Pour faire face à cette menace, tous sont convaincus de la nécessité de renouveler leurs compétences. Les salariés français se distinguent de leurs homologues étrangers en considérant à 76 % leurs employeurs comme « responsables » de ce renouvellement – contre 51 % seulement à l’échelle mondiale.

Pour 65 % des cadres français [2], il appartient aux entreprises de leur donner la possibilité de le faire, moyennant le déploiement de sessions de formation en rapport avec leurs besoins. Or il existe des lacunes dans l’évaluation des compétences actuelles des salariés, au regard de celles qui seront nécessaires dans le monde professionnel de demain.

 

En France, le financement est perçu comme l’obstacle majeur à la formation

C’est l’un des résultats significatifs de l’étude Adecco-BCG : 41 % des collaborateurs français voient le coût de la formation comme une « barrière » au développement de nouvelles compétences. À l’échelle mondiale, ils ne sont que 24 %. Les évolutions impulsées par la récente réforme de la formation professionnelle, dans le cadre de la loi Avenir professionnel, changeront-elles la donne ?

Si la réforme propose un rééquilibrage des ressources au profit des salariés les moins qualifiés ou à temps partiel et, côté entreprises, des TPE- PME, la monétisation du Compte Personnel de Formation (CPF) suscite des réserves. Certes, elle permet aux salariés de visualiser plus facilement les droits dont ils disposent, mais le taux de conversion d’une heure de formation a été fixé à 15€. Jusqu’à présent, le coût d’une heure de formation s’élevait en moyenne à 10€ pour les demandeurs d’emploi et 23€ pour les salariés.

 

La formation doit diversifier son offre en l’orientant notamment sur les soft skills

En France, 26 % des salariés n’ont pas encore identifié leurs besoins en formation, contre 16 % au niveau mondial. Le rôle d’accompagnement de la DRH et des responsables formation en particulier est donc crucial !

« La capacité à s’adapter et à mobiliser ses compétences pour répondre à des situations inédites devient déterminante, explique Cécile Mathivet, Directrice du Lab’Ho, l’Observatoire des Hommes et des Organisations du Groupe Adecco. L’enjeu, au-delà des compétences techniques, porte sur les compétences comportementales et cognitives, car elles permettent l’adaptation au changement par l’apprentissage permanent. Elles nécessitent de cultiver l’envie d’apprendre et de détecter les aptitudes des uns et des autres à apprendre ».

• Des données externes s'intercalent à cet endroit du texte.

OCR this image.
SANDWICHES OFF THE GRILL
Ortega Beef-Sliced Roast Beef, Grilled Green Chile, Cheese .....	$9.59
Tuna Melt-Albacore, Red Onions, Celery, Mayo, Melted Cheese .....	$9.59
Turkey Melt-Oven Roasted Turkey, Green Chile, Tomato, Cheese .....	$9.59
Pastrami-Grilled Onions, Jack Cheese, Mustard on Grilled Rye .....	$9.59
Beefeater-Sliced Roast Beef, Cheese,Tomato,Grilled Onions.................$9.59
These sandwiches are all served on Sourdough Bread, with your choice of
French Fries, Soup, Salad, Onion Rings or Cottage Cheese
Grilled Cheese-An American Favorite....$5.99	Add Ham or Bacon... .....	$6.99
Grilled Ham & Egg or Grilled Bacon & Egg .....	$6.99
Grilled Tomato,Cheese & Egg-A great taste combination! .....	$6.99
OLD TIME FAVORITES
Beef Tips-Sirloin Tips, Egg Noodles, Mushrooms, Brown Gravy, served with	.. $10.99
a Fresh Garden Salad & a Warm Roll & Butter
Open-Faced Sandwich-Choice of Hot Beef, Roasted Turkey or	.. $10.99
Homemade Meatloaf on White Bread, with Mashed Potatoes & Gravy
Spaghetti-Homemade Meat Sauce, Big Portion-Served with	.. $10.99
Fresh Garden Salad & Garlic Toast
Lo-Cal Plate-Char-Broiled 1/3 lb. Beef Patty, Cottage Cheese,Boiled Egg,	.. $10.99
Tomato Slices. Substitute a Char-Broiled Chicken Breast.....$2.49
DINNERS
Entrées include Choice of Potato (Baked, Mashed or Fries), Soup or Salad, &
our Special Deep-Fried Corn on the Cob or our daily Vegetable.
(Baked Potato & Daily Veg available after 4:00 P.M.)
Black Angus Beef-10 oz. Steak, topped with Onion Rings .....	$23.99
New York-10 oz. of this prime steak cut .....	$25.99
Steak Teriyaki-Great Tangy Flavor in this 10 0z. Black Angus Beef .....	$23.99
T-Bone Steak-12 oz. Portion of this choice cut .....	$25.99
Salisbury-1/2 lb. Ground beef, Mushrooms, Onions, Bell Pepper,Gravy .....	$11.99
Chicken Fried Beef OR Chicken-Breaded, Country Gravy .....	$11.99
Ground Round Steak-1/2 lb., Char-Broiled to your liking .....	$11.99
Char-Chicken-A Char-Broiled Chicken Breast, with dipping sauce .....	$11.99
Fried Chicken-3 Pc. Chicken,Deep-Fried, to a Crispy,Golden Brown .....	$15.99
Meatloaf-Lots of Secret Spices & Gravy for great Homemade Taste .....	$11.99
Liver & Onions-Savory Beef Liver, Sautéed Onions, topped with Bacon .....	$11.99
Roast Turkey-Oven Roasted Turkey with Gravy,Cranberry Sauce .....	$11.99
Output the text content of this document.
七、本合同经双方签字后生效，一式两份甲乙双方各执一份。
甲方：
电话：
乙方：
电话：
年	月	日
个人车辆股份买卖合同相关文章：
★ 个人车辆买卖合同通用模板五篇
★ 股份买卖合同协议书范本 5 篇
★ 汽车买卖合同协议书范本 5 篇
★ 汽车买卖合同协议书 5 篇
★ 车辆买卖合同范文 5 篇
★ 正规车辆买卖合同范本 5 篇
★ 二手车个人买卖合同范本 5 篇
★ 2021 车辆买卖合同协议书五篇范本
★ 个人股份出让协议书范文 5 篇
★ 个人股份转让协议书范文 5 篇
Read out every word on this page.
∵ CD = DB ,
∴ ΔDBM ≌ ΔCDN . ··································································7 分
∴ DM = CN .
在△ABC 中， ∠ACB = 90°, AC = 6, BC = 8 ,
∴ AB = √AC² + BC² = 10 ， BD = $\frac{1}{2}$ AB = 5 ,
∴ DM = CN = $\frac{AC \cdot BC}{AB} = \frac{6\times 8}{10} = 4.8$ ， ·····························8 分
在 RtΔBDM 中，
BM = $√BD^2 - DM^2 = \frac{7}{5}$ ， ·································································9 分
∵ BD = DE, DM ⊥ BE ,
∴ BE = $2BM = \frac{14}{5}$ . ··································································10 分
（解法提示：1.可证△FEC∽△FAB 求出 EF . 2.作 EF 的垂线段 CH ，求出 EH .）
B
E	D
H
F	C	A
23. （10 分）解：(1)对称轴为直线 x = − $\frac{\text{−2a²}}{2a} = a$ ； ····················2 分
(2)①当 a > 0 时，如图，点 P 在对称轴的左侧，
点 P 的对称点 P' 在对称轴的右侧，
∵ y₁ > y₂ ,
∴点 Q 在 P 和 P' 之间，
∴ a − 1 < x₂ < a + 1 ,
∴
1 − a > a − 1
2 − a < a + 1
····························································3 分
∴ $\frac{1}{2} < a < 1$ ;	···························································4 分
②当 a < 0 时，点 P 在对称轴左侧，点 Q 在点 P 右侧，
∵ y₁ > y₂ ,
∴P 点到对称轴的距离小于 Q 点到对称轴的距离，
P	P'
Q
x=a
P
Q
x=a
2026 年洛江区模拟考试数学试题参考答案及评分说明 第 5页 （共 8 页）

S’il en va de l’intérêt des collaborateurs, les entreprises ont tout à y gagner : l’acquisition par leurs effectifs de nouvelles compétences agira comme une assurance compétitivité selon Jean-Michel Caye, Directeur Associé senior du Boston Consulting Group France (BCG).

 

[1] Etude réalisée en ligne à l’été 2018 auprès de 4 700 personnes travaillant dans les secteurs de la finance/assurance et de la grande distribution, issus de 9 pays (Chine, France, Inde, Italie, Japon, Singapour, Suisse, Royaume-Uni, Etats-Unis). Le groupe Adecco et le Boston Consulting Group (BCG) ont également conduit une série d’entretiens auprès de dirigeants d’entreprises et d’institutions publiques.
[2] Ils sont en moyenne 59 % à partager ces attentes à l’échelle mondiale.